Wednesday, June 12, 2019

The Absent Father (Reflections on Father's Day & Holy Trinity, Year C)

Bronze Star medal.jpg


“(The Spirit) will glorify me, because (she) will take what is mine and declare it to you.” (John 16:14)

I paged through the sheaves of old documents, some yellowed with age. They were on flimsy paper, the type of which I was unfamiliar. Rice paper, maybe? There was an embossed letter of commendation and thanks for military service with the signature of Harry Truman at the bottom. I’m surprised my dad kept it, good Republican that he was. He hated Harry Truman. I guess he just loved being a veteran. There were glossy “negative” Photostats of his DD-214 army discharge papers. And then there was this frail sheet, all folded up, declaring he was to be awarded the Bronze Star.

Say what..? The Bronze Star? Isn’t that a pretty prestigious decoration? What did the Old Man do to win the Bronze Star? And why had he never claimed the medal?[i]

I was looking through this old stuff he’d kept in preparation for preaching his eulogy. I found I had a lot of questions I’d never thought to ask him. Now I would never have the chance.

I guess that’s always the way with fathers. We may see them every day, but do we really know them? My dad was this guy who went to work every day, came home, took a nap until dinner time, read his Louis L’Amour western novels, hung out with a bunch of other old guys at the Bob’s Big Boy Coffee Shop, drank coffee, watched sports, and sang in the church choir. He read his Bible, made up goofy songs, argued with my mother, and made Welshcakes at Christmastime.

I can say I know things about my dad, but I wonder if I ever really knew him.
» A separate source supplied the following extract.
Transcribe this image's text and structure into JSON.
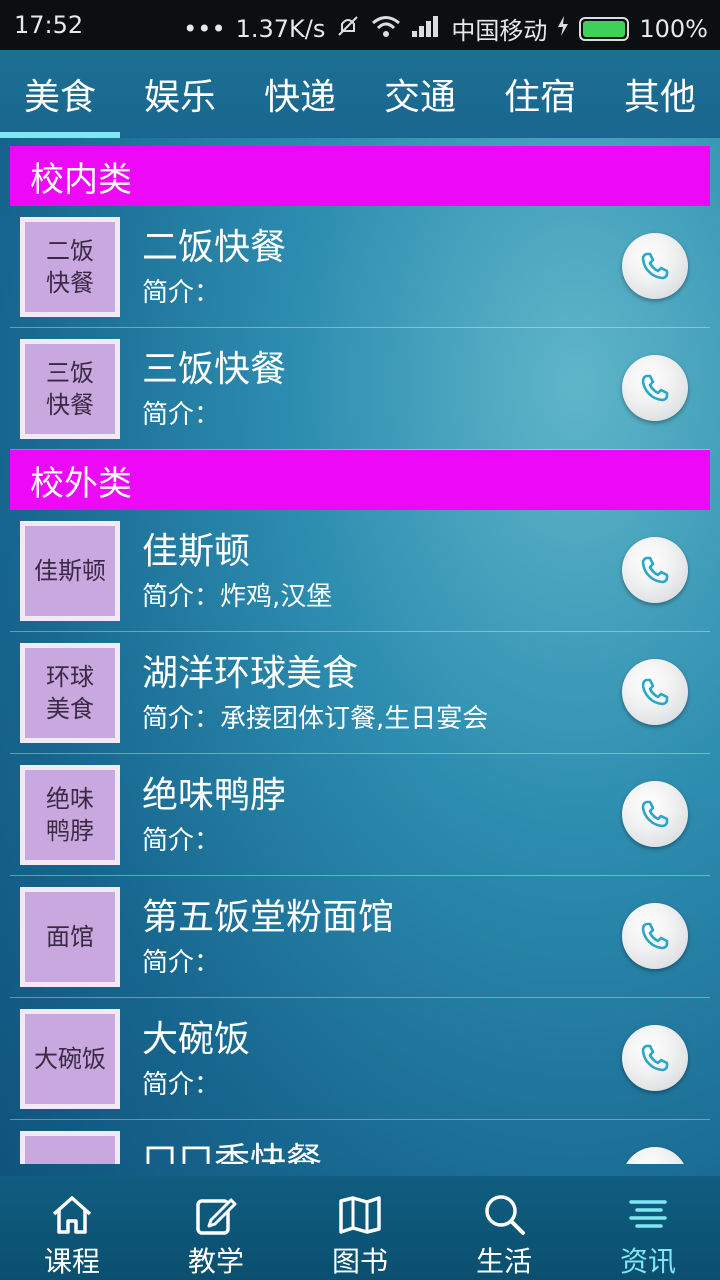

Does anyone ever really know anyone else? Yet now, after he’s been gone over a quarter of a century, I feel at times that I’m turning into him. I catch myself saying things he would’ve said. I get irritated by the things that irritated him. I enjoy the things he enjoyed. And, on Sundays, I sometimes sing a hymn I remember him singing, and I hear his wonderful tenor voice once again.

My dad is absent. Yet he is also present—in a way, more present—than when he was with me. People complain about absent fathers, but I think every dad has to be just a little bit absent. Yes, there are those male progenitors who abandon their young and all responsibility they have toward them. In fact, I’m currently preparing the funeral for a thirty-two-year-old man who was abandoned by his deadbeat dad. The son just died of a heroin overdose. But I also consider my own father, who never knew his dad at all. My grandfather died in the Great Influenza epidemic in 1918 when my dad was only two months old. Nevertheless, my grandfather’s culture was a deep part of my father’s personality. The absent father was, in a way, present.

I consider, also, how much of my dad’s life was spent going out into the world. After I graduated from college, he invited me to accompany him on a day at his job. I’m not sure what he really wanted me to see or learn from the experience, but now I realize how much of his life was lived outside the home, absent, away. Dads have to be gone at least part of the time in order to be who they are.

On the Feast of the Holy Trinity, we hear Jesus’ “farewell discourse” from John’s Gospel. He’s explaining why he must leave his beloved family of disciples. In verse 6 he declares that sorrow has filled their hearts at the thought of his departure. And yet, he tells them he must go for their own good. He must go so that he can come again through the Holy Spirit so that he will be with them just as the Father is with him.

And they don’t understand. He says as much: “I still have many things to say to you, but you cannot bear them now. (v. 12)” And it’s alright if they’re confused and bewildered at the moment. It’s okay that they don’t understand the mystery of God. None of us do.

But, as with my own dad, I recognize now that understanding is not always necessary. Love is there regardless.

God’s peace be with you this week. Please come again.



[i] Many years later I would discover that this decoration was devised during World War II to honor infantrymen for bravery or success in dangerous missions. Because of the severe weather and combat conditions in the European campaign in the late winter of 1944, President Truman declared that all who served in combat and qualified for the Combat Infantry Badge in that theater of operations would receive this special decoration. My father had already been discharged by the time the presidential order was given. Like my father-in-law (who parachuted into the Bulge) and many, many others who served in WW II, Dad never asked to receive the medal. He just wanted to put the war behind him, believing that the true heroes were still in Europe, lying beneath wooden crosses. They didn’t call these guys The Greatest Generation for nothing.